Madrileño de 1946. Empezó a trabajar como periodista en Barcelona, durante el otoño de 1966. A lo largo de su vida profesional ha tratado prácticamente todos los temas, salvo sucesos, pero siempre se ha encontrado más cómodo en el periodismo económico.

El 16 de septiembre de 2009 empezó este blog en lainformación.com. Después de 43 años de oficio, resulta casi obligada la experiencia de la Red.

Al margen de coyunturas más o menos duraderas, cree que la crisis de la prensa escrita en España se debe, sobre todo, a la renuncia de los medios a cubrir con dignidad su papel de servicio al público, al común de la ciudadanía, en lugar de a las oligarquías políticas, financieras o empresariales.

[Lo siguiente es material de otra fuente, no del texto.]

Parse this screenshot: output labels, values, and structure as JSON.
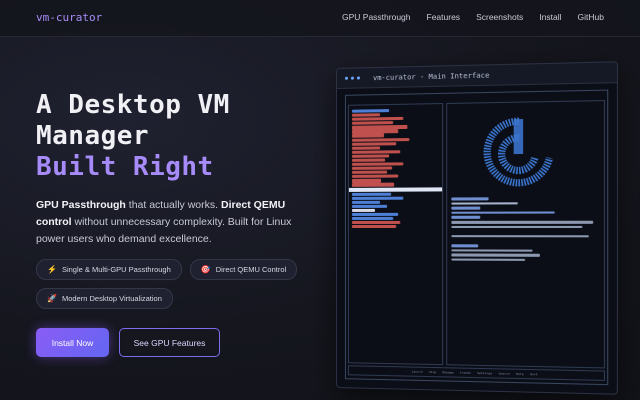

Sus referentes profesionales son Raymond Cartier, Indro Montanelli, Josep Pla, Manuel Chaves Nogales y tantos periodistas norteamericanos capaces de sacar la historia interesante y reveladora que hay detrás de cualquier suceso, por banal que este parezca. También hay extraordinarios periodistas españoles, muertos y vivos, pero su enumeración resultaría inevitablemente parcial.

Sus dos grandes decepciones profesionales han sido no escribir nunca para Time y para The Economist, así como la relación de grandes profesionales que se pasaron al otro lado de la barra. Cada uno toma las decisiones que le parecen más acertadas, pero sería bobo ignorar que el desfile de periodistas desde las redacciones hacia gabinetes de comunicación es otra de las causas de la mala prensa.

En 1970 casó con la mujer de sus sueños, han tenido nueve hijos y una partida de nietos. Es inmensamente feliz y le gustaría ser bueno, en el buen sentido de la palabra.